The authors use an ablation study to isolate the contributions of planning, mutation, and crossover in their evolutionary factor mining framework. Results show that removing mutation causes the largest drop in predictive power and strategy returns, while removing planning primarily degrades risk-adjusted performance, and removing crossover leads to moderate but consistent declines. This confirms that all three components are essential, with mutation driving exploration, planning stabilizing search, and crossover enabling efficient reuse of successful patterns.

The authors use a factor evaluation agent to assess predictive power and strategy performance, revealing that QuantaAlpha maintains higher coverage and a greater proportion of factors with positive and statistically meaningful Rank IC compared to AlphaAgent. Results show QuantaAlpha’s factors exhibit stronger overall predictive consistency and a heavier right tail in performance distribution, indicating more robust and diverse signal generation under market shifts. This suggests the system’s evolutionary design and semantic controls help sustain factor quality and generalizability beyond specific market regimes.

The authors use a structured evaluation to compare factor performance across different semantic categories, revealing that QuantaAlpha’s factors excel in capturing overnight market dynamics, trend quality, and liquidity signals, while underperforming factors often rely on rigid or noise-sensitive mechanisms. Results show that strong performers align with persistent microstructure effects like volatility clustering and auction-driven price discovery, whereas weak ones degrade under regime shifts due to overfitting or lack of adaptive conditioning. This pattern confirms that robust factor design requires semantic alignment with market structure and diversity across information channels, not just statistical fit.

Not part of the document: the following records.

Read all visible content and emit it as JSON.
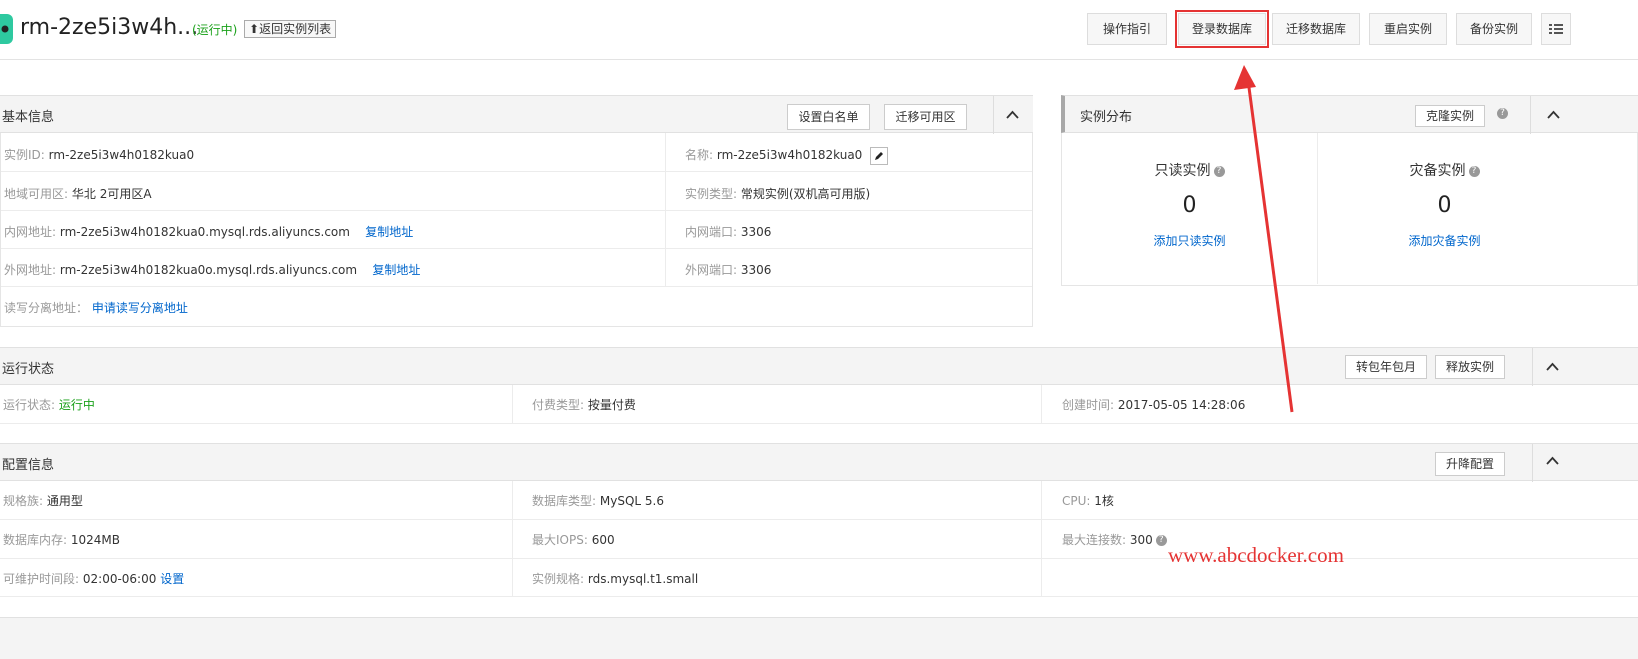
{
  "header": {
    "instance_title": "rm-2ze5i3w4h...",
    "status": "(运行中)",
    "back_label": "返回实例列表",
    "buttons": [
      "操作指引",
      "登录数据库",
      "迁移数据库",
      "重启实例",
      "备份实例"
    ]
  },
  "basic_info": {
    "title": "基本信息",
    "buttons": [
      "设置白名单",
      "迁移可用区"
    ],
    "instance_id_label": "实例ID:",
    "instance_id": "rm-2ze5i3w4h0182kua0",
    "name_label": "名称:",
    "name": "rm-2ze5i3w4h0182kua0",
    "region_label": "地域可用区:",
    "region": "华北 2可用区A",
    "type_label": "实例类型:",
    "type": "常规实例(双机高可用版)",
    "intranet_label": "内网地址:",
    "intranet": "rm-2ze5i3w4h0182kua0.mysql.rds.aliyuncs.com",
    "copy_label": "复制地址",
    "intranet_port_label": "内网端口:",
    "intranet_port": "3306",
    "internet_label": "外网地址:",
    "internet": "rm-2ze5i3w4h0182kua0o.mysql.rds.aliyuncs.com",
    "internet_port_label": "外网端口:",
    "internet_port": "3306",
    "rw_split_label": "读写分离地址：",
    "rw_split_link": "申请读写分离地址"
  },
  "distribution": {
    "title": "实例分布",
    "clone_label": "克隆实例",
    "readonly_label": "只读实例",
    "readonly_count": "0",
    "readonly_link": "添加只读实例",
    "disaster_label": "灾备实例",
    "disaster_count": "0",
    "disaster_link": "添加灾备实例"
  },
  "run_status": {
    "title": "运行状态",
    "buttons": [
      "转包年包月",
      "释放实例"
    ],
    "status_label": "运行状态:",
    "status": "运行中",
    "billing_label": "付费类型:",
    "billing": "按量付费",
    "created_label": "创建时间:",
    "created": "2017-05-05 14:28:06"
  },
  "config": {
    "title": "配置信息",
    "button": "升降配置",
    "family_label": "规格族:",
    "family": "通用型",
    "dbtype_label": "数据库类型:",
    "dbtype": "MySQL 5.6",
    "cpu_label": "CPU:",
    "cpu": "1核",
    "memory_label": "数据库内存:",
    "memory": "1024MB",
    "iops_label": "最大IOPS:",
    "iops": "600",
    "conn_label": "最大连接数:",
    "conn": "300",
    "maint_label": "可维护时间段:",
    "maint": "02:00-06:00",
    "maint_link": "设置",
    "spec_label": "实例规格:",
    "spec": "rds.mysql.t1.small"
  },
  "watermark": "www.abcdocker.com",
  "colors": {
    "accent": "#0066cc",
    "running": "#1ba11b",
    "highlight": "#e53333"
  }
}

The authors use a crossover operation to combine factor trajectories, resulting in an offspring factor that improves predictive power and annualized excess return over the baseline. However, this gain comes with increased maximum drawdown, indicating higher risk exposure during volatile market conditions. The results suggest that while combining signals enhances returns, it requires additional regime-adaptive controls to maintain risk-adjusted performance.

The authors use QuantaAlpha to generate and evolve trading factors through a trajectory-based evolutionary framework, achieving superior predictive power and strategy performance across multiple large language models. Results show that QuantaAlpha consistently outperforms both traditional machine learning models and prior LLM-based agents, particularly in maintaining high returns with controlled drawdowns under real-world trading constraints. The system’s gains stem from structured factor generation, semantic consistency controls, and evolutionary mechanisms that enhance exploration and reuse of successful patterns.